An der zweiten nun publizierten Studie namens REVASCAT beteiligten sich vier spanische Zentren. Die 206 Studienteilnehmer wurden nach ähnlichen Kriterien wie in SWIFT PRIME ausgewählt (proximaler Infarkt, gut sichtbare Penumbra), zusätzlich war bei allen Patienten entweder eine Revaskularisierung per Lyse nach 30 Minuten noch nicht erfolgreich, oder die Patienten kamen aufgrund von Kontraindikationen für eine Lyse nicht infrage (NEJM 2015, online 17. April).
Diese Patienten wurden nun in zwei Gruppen eingeteilt: Die einen erhielten eine rein medikamentöse Behandlung, bei den anderen wurde zusätzlich versucht, den Thrombus mechanisch zu entfernen, auch hier mit dem Solitaire-System. Dies durfte bis zu acht Stunden nach Symptombeginn geschehen.
Nach drei Monaten war auch in dieser Studie der Anteil der funktionell unabhängigen Patienten in der Thrombektomie-Gruppe signifikant höher als mit alleiniger medikamentöser Therapie (43 versus 28 Prozent). Von den Patienten, die per Stent-Retriever behandelt worden waren, starben 19, in der Kontrollgruppe 16, der Unterschied war nicht signifikant.
Wurden nur die Patienten betrachtet, die erst nach 4,5 Stunden in die Studie aufgenommen wurden, so waren diejenigen mit Thrombektomie noch immer im Vorteil, wenngleich dieser etwas geringer war als bei einem früheren Therapiebeginn.
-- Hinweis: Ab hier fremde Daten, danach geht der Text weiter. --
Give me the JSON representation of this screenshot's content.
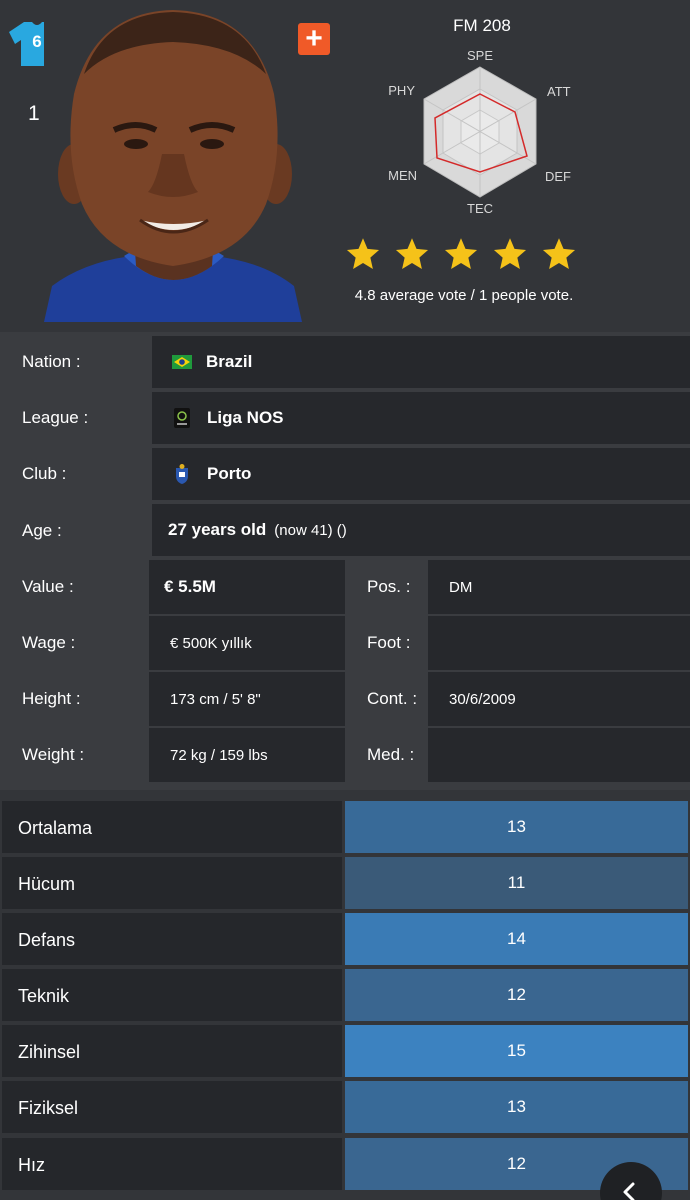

Generell gab es auch in REVASCAT keine statistisch belastbaren Unterschiede bei den unerwünschten Wirkungen. Hirnblutungen traten in beiden Studiengruppen bei zwei der Patienten auf. Gelingt per Lyse keine rasche Reperfusion, so lohnt sich nach diesen Ergebnissen eine Thrombektomie auch noch viele Stunden nach Symptombeginn.